I doubt lyrics that refer to morphine date much earlier than the 1890's as that is when morphine was synthesized from opium. In the early 1800s men would drink laudanum which was a mixture of alcohol and tincture of opium. Apparently Edgar Allen Poe was addicted to this drink and he lived in the 1830s.

It is possible tincture of opium was used as a pain reliever during the Civil War with and combined with alcohol. The term morphenine refers to it's synthetic form, so I believe these lyrics making this reference cannot go back as far as the Civil War.

Morphine was used extensively in World War I and some of these lyrics might go back this far. My personal belief, not substaniated by much fact, is these lyrics about morphine were popularized and might even have been written by musicians of the 1970's.

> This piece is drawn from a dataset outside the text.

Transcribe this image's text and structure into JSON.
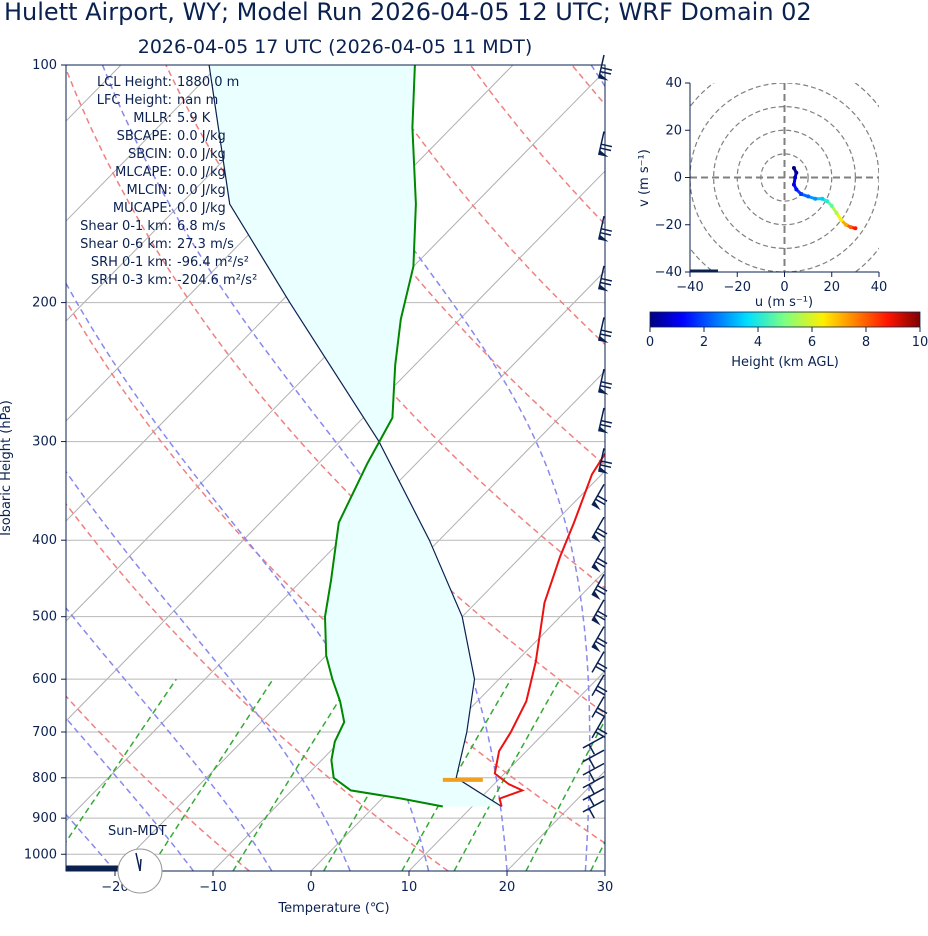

The so-called Hippy influence on old time music.

I am curious as I know the Cabell ancestral home in Nelson County Virginia is named "Soldiers Joy". It was built about 1785 by a revolutionary war veteran. I also have a copy of the tune printed at about the same time.

Perhaps the song then was about joy in returning home after the rigors of war. In that version it might be about the joys of hearth and home and it's dance qualities adaptable to these themes. Anyone here run into a connection between these events?